3 - 5 minute read
A recent hack discovered by blockchain security firm PeckShield allowed the exploiter to mint over 1 quadrillion Yearn Tether (yUSDT), amounting to $11.6 million worth of stablecoins. The hacker managed to swap yUSDT to other stablecoins and transfer 1,000 Ether, worth almost $2 million, to the sanctioned cryptocurrency mixer Tornado Cash.
It is not the first time decentralized finance (DeFi) has experienced such hacking problems. According to the quarterly report of blockchain security firm CertiK, more than $320 million were lost to hacks in the first quarter of 2023, which is much lower compared to 2022’s first quarter where $1.3 billion were lost and in the fourth quarter where $950 million were lost to hacks. The platform where the hack happened, Yearn Finance, made a statement that the issue was in iearn, an outdated contract before Vaults V1 and V2, and the current Yearn Finance contracts and protocols are not affected by the exploit.
The fact that the DeFi space still struggles with hacking issues can lead investors to be wary of investing their money. The hacker managed to take hold of almost $12 million worth of stablecoins, which, if not addressed, could lead to a decrease in trust towards Yearn Finance and DeFi in general. It is also concerning that the hacker managed to transfer funds to the sanctioned cryptocurrency mixer Tornado Cash without getting caught. The reputable blockchain security firm PeckShield pointed an alarm in Aave and Yearn Finance to inform them about the situation, allowing them to take appropriate action.
The hack that happened in Yearn Finance serves as a reminder to investors that the DeFi space still holds risks. It is important to note that the current Yearn Finance contracts and protocols are not affected by the exploit. However, the possibility of similar hacks can make investors think twice about investing their money in DeFi platforms that have been previously hacked. For traders, it is important to always do their due diligence and research investments thoroughly, assessing potential risks and opportunities.
The loss of today's @iearnfinance yUSDT hack is ~$11.6m.

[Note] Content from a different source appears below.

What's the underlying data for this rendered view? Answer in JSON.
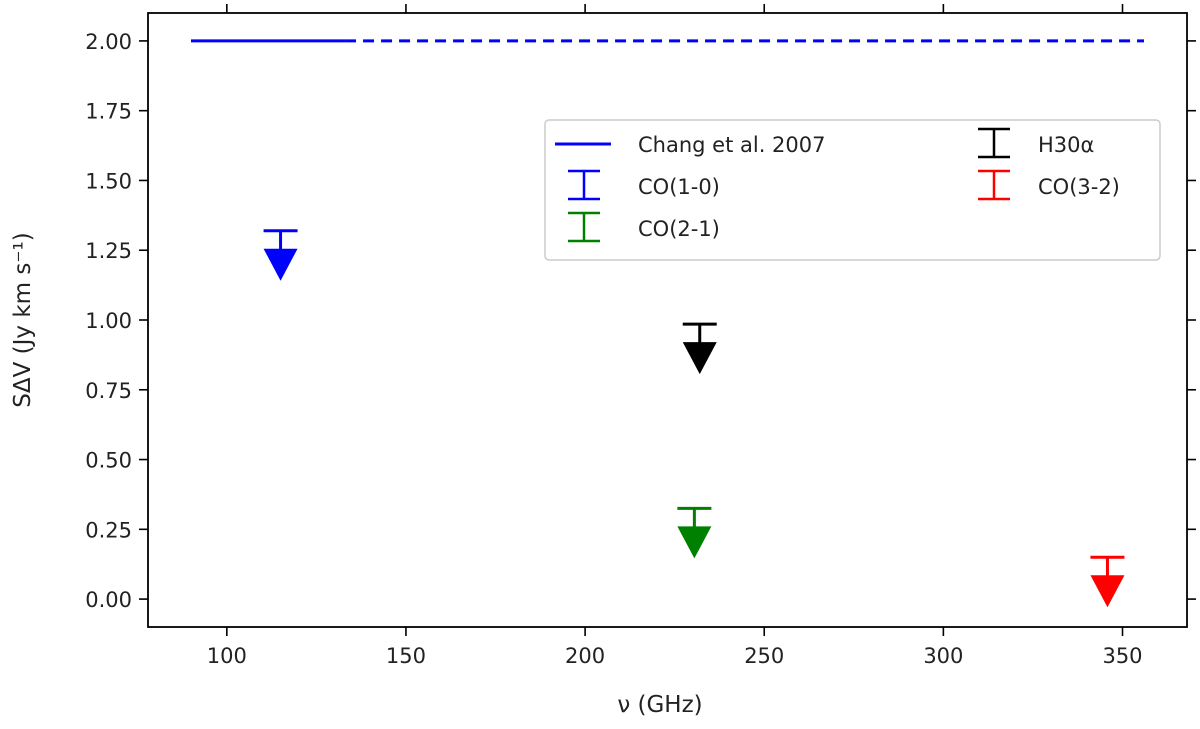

— PeckShield Inc. (@peckshield) April 13, 2023
As mentioned earlier, the hacker exploits a bug in the misconfigured yUSDT – https://t.co/sYuEuiBhAo – to mint extremely huge amount of yUSDT (1,252,660,242,212,927.5) from a small $10K USDT. Next, the minted yUSDT is… https://t.co/Qz3vwtbcot pic.twitter.com/UZf3TJNPMu
The Bottom Line
The hack in Yearn Finance reminds investors that the DeFi space is not immune to hacking issues. While the current Yearn Finance contracts and protocols are not affected by the exploit, it remains crucial for traders to do their due diligence when investing in DeFi platforms. The possible risks and opportunities should always be assessed thoroughly before making an investment decision.